Sometimes when working on adding a new feature you may need to add a new dependency to the project. Usually, one commonly goes about it by adding the dependency to one of the requirements files or the more modern and standardized pyproject.toml file. In our case, dependencies must always be added to the pyproject.toml file as the requirements files are generated by the pip-compile tool to not only pin versions of all dependencies but also to resolve and pin transitive dependencies. Since our pip-compile environment is tied to Python 3.9, we have a Makefile target that runs the tool in a container image so you don't have to install another Python version locally just because of this. To re-generate the set of dependencies, run the following in the repository and commit the changes:

make pip-compile

Releasing

To release a new version of Cachi2, simply create a [GitHub release][cachi2-releases]. Note that Cachi2 follows semantic versioning rules.
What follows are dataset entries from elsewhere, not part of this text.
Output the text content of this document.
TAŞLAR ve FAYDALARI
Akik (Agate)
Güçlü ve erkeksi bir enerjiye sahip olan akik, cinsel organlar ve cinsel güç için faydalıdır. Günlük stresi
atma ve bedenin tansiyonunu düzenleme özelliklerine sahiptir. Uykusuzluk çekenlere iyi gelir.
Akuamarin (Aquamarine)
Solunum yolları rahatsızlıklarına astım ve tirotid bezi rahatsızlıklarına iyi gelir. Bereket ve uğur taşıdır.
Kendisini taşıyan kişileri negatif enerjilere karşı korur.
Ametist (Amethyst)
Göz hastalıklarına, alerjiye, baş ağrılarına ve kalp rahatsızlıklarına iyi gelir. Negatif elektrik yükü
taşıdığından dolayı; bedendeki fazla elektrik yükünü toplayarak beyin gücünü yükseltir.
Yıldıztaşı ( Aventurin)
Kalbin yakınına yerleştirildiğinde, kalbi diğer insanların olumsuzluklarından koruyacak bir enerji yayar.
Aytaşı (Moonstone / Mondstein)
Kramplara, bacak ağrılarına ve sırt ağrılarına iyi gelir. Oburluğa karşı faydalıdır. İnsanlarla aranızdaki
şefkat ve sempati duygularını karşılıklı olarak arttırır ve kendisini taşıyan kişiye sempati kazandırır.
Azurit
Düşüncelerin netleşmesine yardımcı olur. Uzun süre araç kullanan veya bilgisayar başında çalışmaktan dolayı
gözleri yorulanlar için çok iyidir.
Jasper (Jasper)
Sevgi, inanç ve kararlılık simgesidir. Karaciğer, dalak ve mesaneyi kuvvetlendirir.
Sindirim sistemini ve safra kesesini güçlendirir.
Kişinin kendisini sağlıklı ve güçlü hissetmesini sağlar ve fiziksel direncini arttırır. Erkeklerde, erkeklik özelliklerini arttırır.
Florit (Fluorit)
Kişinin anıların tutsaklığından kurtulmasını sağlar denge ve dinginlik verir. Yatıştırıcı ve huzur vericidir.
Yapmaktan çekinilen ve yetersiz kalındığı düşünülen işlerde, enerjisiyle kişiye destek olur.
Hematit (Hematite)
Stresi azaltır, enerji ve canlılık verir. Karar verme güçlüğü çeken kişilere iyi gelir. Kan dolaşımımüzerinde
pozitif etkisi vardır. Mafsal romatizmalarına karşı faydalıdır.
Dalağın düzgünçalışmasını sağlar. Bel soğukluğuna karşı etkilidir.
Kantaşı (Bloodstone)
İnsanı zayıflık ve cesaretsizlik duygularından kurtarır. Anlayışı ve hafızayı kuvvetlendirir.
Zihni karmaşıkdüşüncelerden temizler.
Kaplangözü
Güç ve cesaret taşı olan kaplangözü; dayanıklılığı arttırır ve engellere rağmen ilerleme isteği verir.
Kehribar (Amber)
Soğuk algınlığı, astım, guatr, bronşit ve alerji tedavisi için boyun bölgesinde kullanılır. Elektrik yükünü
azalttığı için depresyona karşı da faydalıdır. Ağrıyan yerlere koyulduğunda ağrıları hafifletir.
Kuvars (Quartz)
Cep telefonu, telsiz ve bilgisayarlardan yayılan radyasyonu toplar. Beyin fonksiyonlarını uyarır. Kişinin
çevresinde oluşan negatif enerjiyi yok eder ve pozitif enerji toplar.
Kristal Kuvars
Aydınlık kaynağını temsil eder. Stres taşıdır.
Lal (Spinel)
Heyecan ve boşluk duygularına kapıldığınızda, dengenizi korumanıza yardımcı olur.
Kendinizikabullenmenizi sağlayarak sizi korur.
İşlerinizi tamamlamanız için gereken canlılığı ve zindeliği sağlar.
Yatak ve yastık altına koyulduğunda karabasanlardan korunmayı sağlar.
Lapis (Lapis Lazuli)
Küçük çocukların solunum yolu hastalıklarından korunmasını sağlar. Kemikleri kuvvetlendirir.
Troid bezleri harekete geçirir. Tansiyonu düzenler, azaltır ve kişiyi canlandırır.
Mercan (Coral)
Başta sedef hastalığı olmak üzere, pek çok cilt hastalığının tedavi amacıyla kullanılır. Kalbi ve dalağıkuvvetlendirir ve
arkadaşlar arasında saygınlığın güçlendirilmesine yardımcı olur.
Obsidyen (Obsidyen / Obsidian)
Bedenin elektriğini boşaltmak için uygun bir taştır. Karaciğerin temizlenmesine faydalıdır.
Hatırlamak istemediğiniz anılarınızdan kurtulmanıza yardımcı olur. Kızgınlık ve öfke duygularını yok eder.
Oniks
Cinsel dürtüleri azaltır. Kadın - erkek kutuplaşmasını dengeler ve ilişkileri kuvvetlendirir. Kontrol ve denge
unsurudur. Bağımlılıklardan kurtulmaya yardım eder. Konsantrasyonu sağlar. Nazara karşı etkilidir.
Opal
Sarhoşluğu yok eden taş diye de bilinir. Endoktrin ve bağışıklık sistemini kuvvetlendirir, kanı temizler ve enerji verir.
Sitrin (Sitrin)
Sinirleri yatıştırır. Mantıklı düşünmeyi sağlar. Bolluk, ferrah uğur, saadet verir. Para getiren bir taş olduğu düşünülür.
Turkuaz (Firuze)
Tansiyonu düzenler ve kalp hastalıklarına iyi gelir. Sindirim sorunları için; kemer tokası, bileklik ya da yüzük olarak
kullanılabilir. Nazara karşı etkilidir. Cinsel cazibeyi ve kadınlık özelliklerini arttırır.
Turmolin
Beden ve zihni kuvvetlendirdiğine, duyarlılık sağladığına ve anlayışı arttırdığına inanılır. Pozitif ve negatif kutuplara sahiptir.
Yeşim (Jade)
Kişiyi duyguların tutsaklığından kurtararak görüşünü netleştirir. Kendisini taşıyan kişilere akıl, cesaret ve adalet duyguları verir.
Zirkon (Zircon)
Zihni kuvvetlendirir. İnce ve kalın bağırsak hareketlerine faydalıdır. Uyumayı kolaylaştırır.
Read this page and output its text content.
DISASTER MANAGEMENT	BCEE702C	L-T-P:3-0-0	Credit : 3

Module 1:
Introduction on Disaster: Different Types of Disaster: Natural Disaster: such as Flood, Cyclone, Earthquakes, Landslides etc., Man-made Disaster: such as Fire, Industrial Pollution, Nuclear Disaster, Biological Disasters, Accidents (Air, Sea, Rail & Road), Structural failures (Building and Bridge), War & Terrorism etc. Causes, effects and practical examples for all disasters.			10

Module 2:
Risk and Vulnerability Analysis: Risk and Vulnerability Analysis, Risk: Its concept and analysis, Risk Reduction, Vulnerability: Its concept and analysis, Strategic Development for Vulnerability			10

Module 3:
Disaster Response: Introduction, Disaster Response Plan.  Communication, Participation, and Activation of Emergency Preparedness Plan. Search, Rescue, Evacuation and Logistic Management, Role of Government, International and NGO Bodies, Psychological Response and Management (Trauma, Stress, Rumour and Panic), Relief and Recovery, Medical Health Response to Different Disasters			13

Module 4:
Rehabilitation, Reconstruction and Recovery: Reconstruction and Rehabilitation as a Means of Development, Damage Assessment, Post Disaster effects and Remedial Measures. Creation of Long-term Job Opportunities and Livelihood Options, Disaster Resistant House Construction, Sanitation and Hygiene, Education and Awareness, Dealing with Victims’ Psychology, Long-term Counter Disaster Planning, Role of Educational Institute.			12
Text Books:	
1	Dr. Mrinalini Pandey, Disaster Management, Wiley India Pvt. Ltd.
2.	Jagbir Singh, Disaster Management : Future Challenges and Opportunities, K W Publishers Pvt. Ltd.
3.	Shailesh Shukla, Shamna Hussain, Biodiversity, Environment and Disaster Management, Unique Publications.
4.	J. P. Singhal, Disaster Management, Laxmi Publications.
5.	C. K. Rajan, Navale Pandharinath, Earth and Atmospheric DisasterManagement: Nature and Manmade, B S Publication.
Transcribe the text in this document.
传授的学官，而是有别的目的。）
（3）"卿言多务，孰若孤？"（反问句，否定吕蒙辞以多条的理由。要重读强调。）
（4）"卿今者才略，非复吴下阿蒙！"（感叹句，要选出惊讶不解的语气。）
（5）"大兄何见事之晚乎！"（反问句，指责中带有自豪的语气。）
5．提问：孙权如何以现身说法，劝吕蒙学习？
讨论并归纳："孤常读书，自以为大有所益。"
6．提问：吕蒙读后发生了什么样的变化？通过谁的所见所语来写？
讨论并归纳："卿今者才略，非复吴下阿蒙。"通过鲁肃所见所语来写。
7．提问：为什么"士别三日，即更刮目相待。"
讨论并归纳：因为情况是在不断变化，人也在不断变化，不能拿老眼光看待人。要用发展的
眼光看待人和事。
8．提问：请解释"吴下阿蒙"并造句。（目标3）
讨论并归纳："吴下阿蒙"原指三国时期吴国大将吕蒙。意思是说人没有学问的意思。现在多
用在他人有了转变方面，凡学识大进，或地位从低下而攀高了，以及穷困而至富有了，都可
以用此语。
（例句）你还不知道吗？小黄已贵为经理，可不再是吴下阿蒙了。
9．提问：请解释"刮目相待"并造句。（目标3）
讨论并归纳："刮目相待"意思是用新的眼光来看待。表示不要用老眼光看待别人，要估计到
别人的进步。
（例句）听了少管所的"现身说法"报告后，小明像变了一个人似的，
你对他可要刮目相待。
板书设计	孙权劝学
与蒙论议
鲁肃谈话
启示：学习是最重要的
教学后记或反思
Upon release, the .tekton/release.yaml pipeline tags the corresponding [Cachi2 image][cachi2-container] with the newly released version tag (after validating that the tag follows the expected format: $major.$minor.$patch, without a v prefix).

You apply a release tag to a specific commit. The .tekton/push.yaml pipeline should have built the image for that commit already. This is the "corresponding image" that receives the new version tag. If the image for the tagged commit does not exist, the release pipeline will fail.

You can watch the release pipeline in the [OpenShift console][ocp-cachi2-pipelines] in case it fails (the pipeline is not visible anywhere in GitHub UI). For intermittent failures, retrying should be possible from the OpenShift UI or by deleting and re-pushing the version tag.

⚠ The release pipeline runs as soon as you push a tag into the repository. Do not push the new version tag until you are ready to publish the release. You can use GitHub's ability to auto-create the tag upon publishment.

Release schedule

This project follows a weekly release schedule, with planned releases every Tuesday. If there is no significant content to ship on a given release day, we may skip it. Urgent bug and security fixes are released promptly as needed at the team’s discretion. Should we encounter any CI issues on the day of a release, we either release immediately after the issue is resolved or skip the release based on the nature of the changes (urgent vs regular).